Is there a way to reinterpret a Float64 to 2 Int32?

This is A way, but I find it doubtful it’s the best way, and possibly it’s buggy. I extended Elrod’s code to (his SIMD code doesn’t have the shift issue, but it (currently) ties you to x86, my code should work everywere):

other_half(x) = (reinterpret(Int, x) >> 32) % Int32

julia> @code_native other_half(x) # ok, I'm doubt the shift can be avoided.

This might be alternative code to consider:
julia> f(x) = (reinterpret(UInt64, x) & typemax(UInt32) << 32) % Int32

I have two concerns with your code. a) [x] assumes x is in memory? I guess the compiler is careful either way, but if your value is in a register it would force it stored in memory? b) It seems it depends on endianness, and the order you get is for little-endian. It could be reversed, in some theoretical (not yet supported) big-endian platform?

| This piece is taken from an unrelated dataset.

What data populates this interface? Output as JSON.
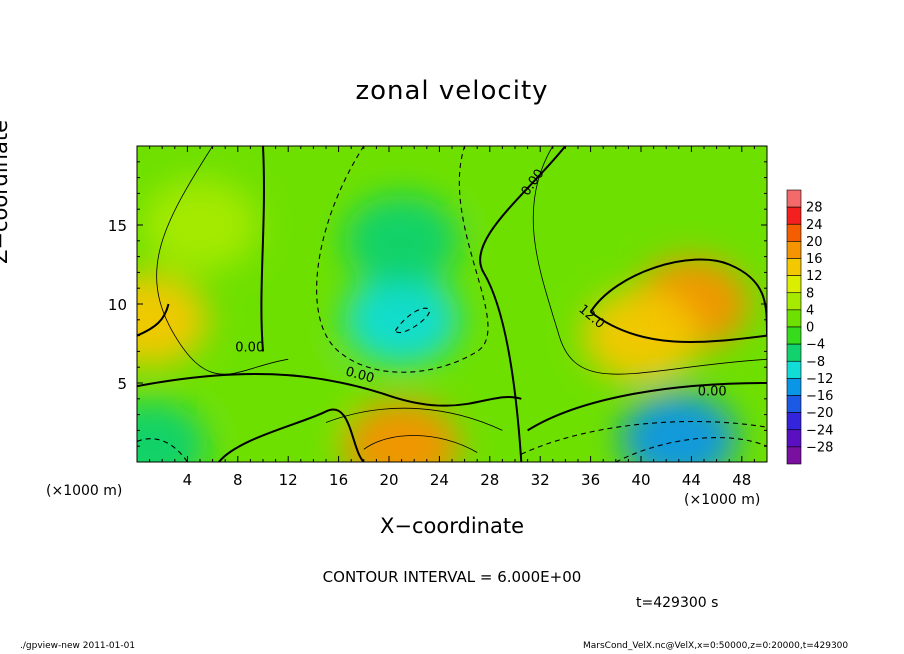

I used @code_native on your code, and it seems longer than I would want, and @code_lowered is way longer.

Similar for splitting Float32:

julia> both_half(x::Float32) = ((reinterpret(UInt32, x) >> 16), reinterpret(UInt32, x) % Int16)

Julia still does a shift, here by 16, and it should be avoidable, as x86 assembly has access to lower 16 bits, and higher 16 bits of the same register (but not higher 32-bits of 64 bit register without shifting), so Julia’s code generator could in theory do something slightly better (doesn’t not even on -O3). [I don’t see a way around it otherwise, except maybe with injecting LLVM code.] I’m assuming x86 register set and not SIMD, I just don’t recall, such likely might avoid generating a shift on x86 (in case Julia’s code generator tried to exploit such SIMD feature), even for 32-bit, and probably even ARM, without ARM would need a shift.